Midwest Construction
May 2006

GREEN CONSTRUCTION BECOMES LIVING LABORATORY IN WISCONSIN

WHEN CONSTRUCTION begins this summer on Wisconsin’s first building designated Platinum according to Leadership in Energy and Environmental Design standards, it will be a tribute to the state’s most famous environmentalist.

The building is the Aldo Leopold Legacy Center and, like its namesake, its environmental significance extends from its roots to its roof.

Located near Baraboo, Wis., the Legacy Center is a monument to sustainable design and construction and will be among the first buildings in the nation aiming for Platinum LEED certification.

Aldo Leopold is one of the nation’s most celebrated environmentalists and ecologists best remembered as the author of “A Sand County Almanac” written in his shack outside of Baraboo. The book is one the most respected books about the environment, and his work in Wisconsin defined what Leopold called the land ethic-the relationship humans have with the natural world.

AIMING HIGH When the Aldo Leopold Foundation decided it needed a visitor center, staff members knew they had to satisfy a higher threshold in environmentalism. The Legacy Center is sited on land near where Leopold wrote his book, the land he and his family reclaimed, reforested and reinvigorated.

The building is green from the ground up. Leopold’s mission was to return his 40 acres from worn-out farmland to the natural pines and mixed deciduous tree forest common to Wisconsin. Over the years, he and his children planted tens of thousands of trees and, 70 years later, the forest needed thinning.

In winter 2006, Leopold’s trees were logged to provide structural support for the building that will hold his legacy. The trees were milled on site and will be used as the primary structural skeleton and interior detailing.

Professionals from Oscar J. Boldt Construction, the construction manager, cite the energy system as the most unusual component in the building which uses modeling the Boldt team had never encountered before.

“The architects literally designed the building around the HVAC system, which is a very nontypical design approach,” said Theresa Lehman, Boldt’s LEED consultant.

The building uses a cutting-edge approach to energy management to create a net zero energy building. Eventually, the building will produce all the energy it needs.

These technological advances are rooted in fairly old-fashioned components-the sun and the earth.

The site will use an extensive photovoltaic (solar panel) array, likely to be the largest in Wisconsin. However, instead of heating water, the array will contain silicon semiconductor wafers that will turn sunlight into energy then pass it into an inverter room where the current will be transformed into useable electricity.

The building also calls for a geothermal heat exchanger used in the water-based heating system.

Wells will be drilled deep into the ground, and a closed loop of piping will go in below the frost line. The system will use the earth’s temperature to preheat or cool water before it is used.

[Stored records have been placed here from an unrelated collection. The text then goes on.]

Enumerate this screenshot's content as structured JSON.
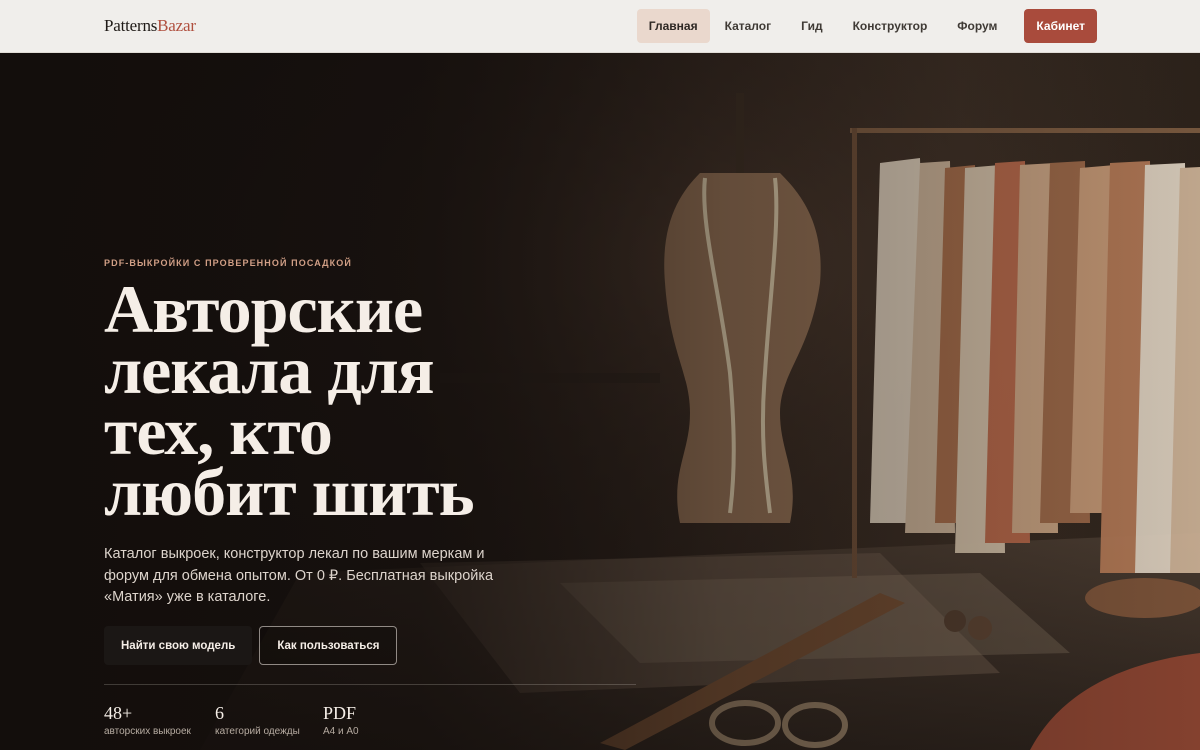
{
  "header": {
    "logo_part1": "Patterns",
    "logo_part2": "Bazar",
    "nav": [
      "Главная",
      "Каталог",
      "Гид",
      "Конструктор",
      "Форум"
    ],
    "cta": "Кабинет"
  },
  "hero": {
    "eyebrow": "PDF-выкройки с проверенной посадкой",
    "headline": [
      "Авторские",
      "лекала для",
      "тех, кто",
      "любит шить"
    ],
    "subtitle": "Каталог выкроек, конструктор лекал по вашим меркам и форум для обмена опытом. От 0 ₽. Бесплатная выкройка «Матия» уже в каталоге.",
    "primary_button": "Найти свою модель",
    "secondary_button": "Как пользоваться",
    "stats": [
      {
        "value": "48+",
        "label": "авторских выкроек"
      },
      {
        "value": "6",
        "label": "категорий одежды"
      },
      {
        "value": "PDF",
        "label": "А4 и А0"
      }
    ]
  },
  "colors": {
    "accent": "#a94b3c",
    "eyebrow": "#d19f86",
    "header_bg": "#f0eeeb",
    "active_nav_bg": "#ead8cd"
  },
  "icons": []
}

“The ground is always about 55 degrees Fahrenheit, so in the summer it will be pumped up to the building already cooler than the surrounding air and in the winter, it will already be warmed,” said Gregg Tucek, Boldt project manager.

Earth tubes will also be used to pre-condition air in the building. “Instead of bringing 20-degree air into the building in winter, we’ll bring that same 55-degree air into the building and ultimately reduce heating costs,” Tucek added.

The project is to break ground in June 2006 and is scheduled for completion in early 2007.